Gérard Bessière l'a excommunié avec le sourire. Non sans malice! A l'inverse, je suis fortement tenté de le féliciter, la moutarde au nez. Cela étonnera, et peut-être même scandalisera, des lectrices et des lecteurs des Cahiers du libre avenir et JONAS. Mais,  avant de m'excommunier, je les prie de bien vouloir me lire jusqu'au bout.

Pourquoi donc féliciter Benoît XVI ?

C'est très simple. Pas d'emberlificotages à la manière de ceux que l'affaire met fort mal à l'aise parce qu'ils craignent de faire bon usage de leur liberté. En levant l'excommunication des quatre évêques de l'Association saint Pie X, le Souverain Pontife désavoue son prédécesseur. Les raisons de la décision de Jean-Paul II demeurent pourtant pleinement, ces évêques restant sur les mêmes positions doctrinales qui les ont fait condamner. Ils ne cessent de réaffirmer leur négationnisme de Vatican II comme celui de la Shoah. Ce faisant, il fait descendre le Pape, de quelques marches au moins, du trône pontifical. Il désacralise, il décrédibilise, il discrédite le Pouvoir romain dont il est le détenteur. Il contribue à faire oublier l'infaillibilité selon Vatican I et, indirectement, sans le vouloir, il valorise les orientations données par Vatican II.

À ramener l'Instance suprême de l'Eglise catholique au niveau des autres hiérarchies religieuses, il offre, involontairement bien entendu! une chance pour un dialogue en vérité entre des "Eglises soeurs" et pour des dialogues tous azimuts. Opération salutaire s'il est! Au service du passage de la suffisance à l'humilité. Dès lors, pourquoi ne pas féliciter Benoît XVI? L'histoire nous apprend que les hommes, les institutions et les sociétés avancent souvent en vertu du principe de contradiction.

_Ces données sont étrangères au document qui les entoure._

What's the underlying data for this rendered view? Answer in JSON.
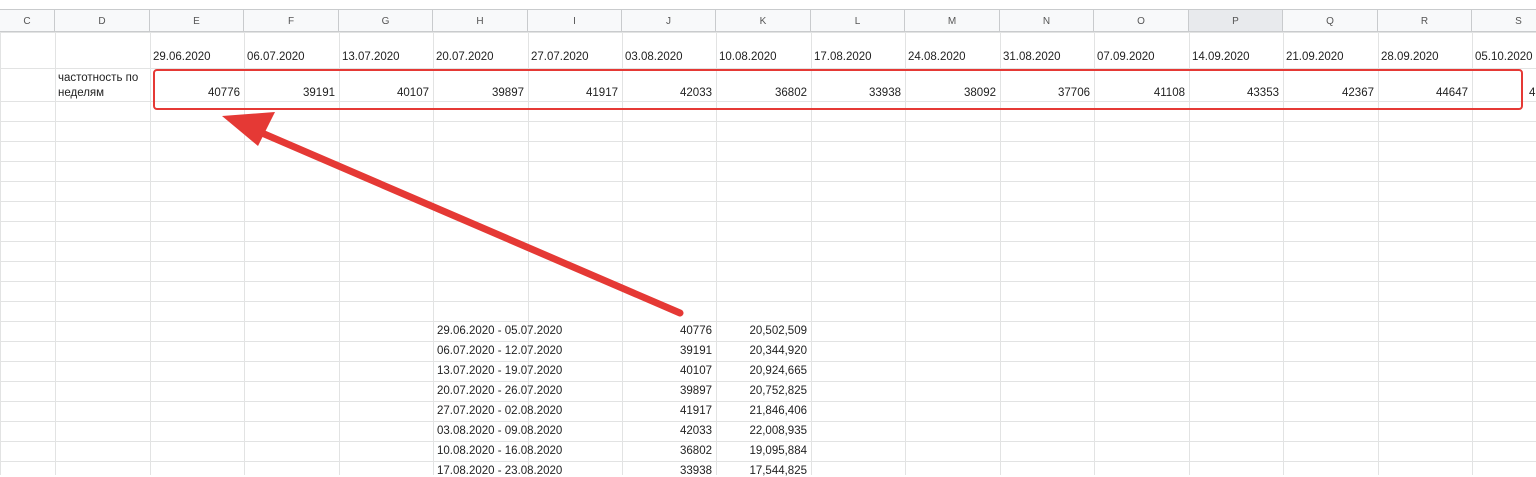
{
  "columns": [
    "C",
    "D",
    "E",
    "F",
    "G",
    "H",
    "I",
    "J",
    "K",
    "L",
    "M",
    "N",
    "O",
    "P",
    "Q",
    "R",
    "S"
  ],
  "selected_column": "P",
  "row_label": "частотность по неделям",
  "row_label_lines": [
    "частотность по",
    "неделям"
  ],
  "week_dates": [
    "29.06.2020",
    "06.07.2020",
    "13.07.2020",
    "20.07.2020",
    "27.07.2020",
    "03.08.2020",
    "10.08.2020",
    "17.08.2020",
    "24.08.2020",
    "31.08.2020",
    "07.09.2020",
    "14.09.2020",
    "21.09.2020",
    "28.09.2020",
    "05.10.2020"
  ],
  "week_values": [
    "40776",
    "39191",
    "40107",
    "39897",
    "41917",
    "42033",
    "36802",
    "33938",
    "38092",
    "37706",
    "41108",
    "43353",
    "42367",
    "44647",
    "4"
  ],
  "table": [
    {
      "range": "29.06.2020 - 05.07.2020",
      "count": "40776",
      "value": "20,502,509"
    },
    {
      "range": "06.07.2020 - 12.07.2020",
      "count": "39191",
      "value": "20,344,920"
    },
    {
      "range": "13.07.2020 - 19.07.2020",
      "count": "40107",
      "value": "20,924,665"
    },
    {
      "range": "20.07.2020 - 26.07.2020",
      "count": "39897",
      "value": "20,752,825"
    },
    {
      "range": "27.07.2020 - 02.08.2020",
      "count": "41917",
      "value": "21,846,406"
    },
    {
      "range": "03.08.2020 - 09.08.2020",
      "count": "42033",
      "value": "22,008,935"
    },
    {
      "range": "10.08.2020 - 16.08.2020",
      "count": "36802",
      "value": "19,095,884"
    },
    {
      "range": "17.08.2020 - 23.08.2020",
      "count": "33938",
      "value": "17,544,825"
    }
  ],
  "annotation_color": "#e53935"
}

L'initiative a provoqué des remous surtout en France mais aussi en Allemagne, en Suisse, un peu partout. Elle a dressé des levées de boucliers de la part de chrétiens déçus ou choqués. Elle a jeté les hiérarchies, et d'autres, dans un malaise difficile à gérer. Un exemple, parmi des dizaines et des centaines, celui de l'éditorial du journal La Croix du 26 janvier.Son auteur y pratique un équilibrisme vertigineux. Il s'y livre à des gesticulations, des contorsions et  des pirouettes du plus pur style. Il y brasse une sauce épaisse et douteuse d'équivoques et d'ambiguïtés. Tout cela, teinté d'embarras, relève d'une  faiblesse évidente et d'une gêne qui ne l'est pas moins.

Puis on s'est volontiers polarisé sur le négationnisme de Mgr Williamson. Belle aubaine pour se dédouaner et s'alléger les épaules. En effet, cette fixation a eu et a pour regrettable conséquence de faire passer aux oubliettes une théologie qui cultive la fermeture identitaire et nourrit l'antisémitisme. On en a tiré, on en tire insidieusement profit pour mettre à l'ombre le débat religieux ou, si l'on veut, le choc idéologique entre ceux qui prennent le parti de Vatican II et ceux qui le nient.

Aura-t-on l'audace de tirer de ces événements des conclusions qui pourraient garantir à la foi et aux Eglises un avenir différent? Des conclusions qui donneraient à espérer? Aura-t-on l'audace de miser vraiment sur le message du Nazaréen sans se livrer à des interprétations BCBG? En se laissant simplement entraîner dans le courant de la Source.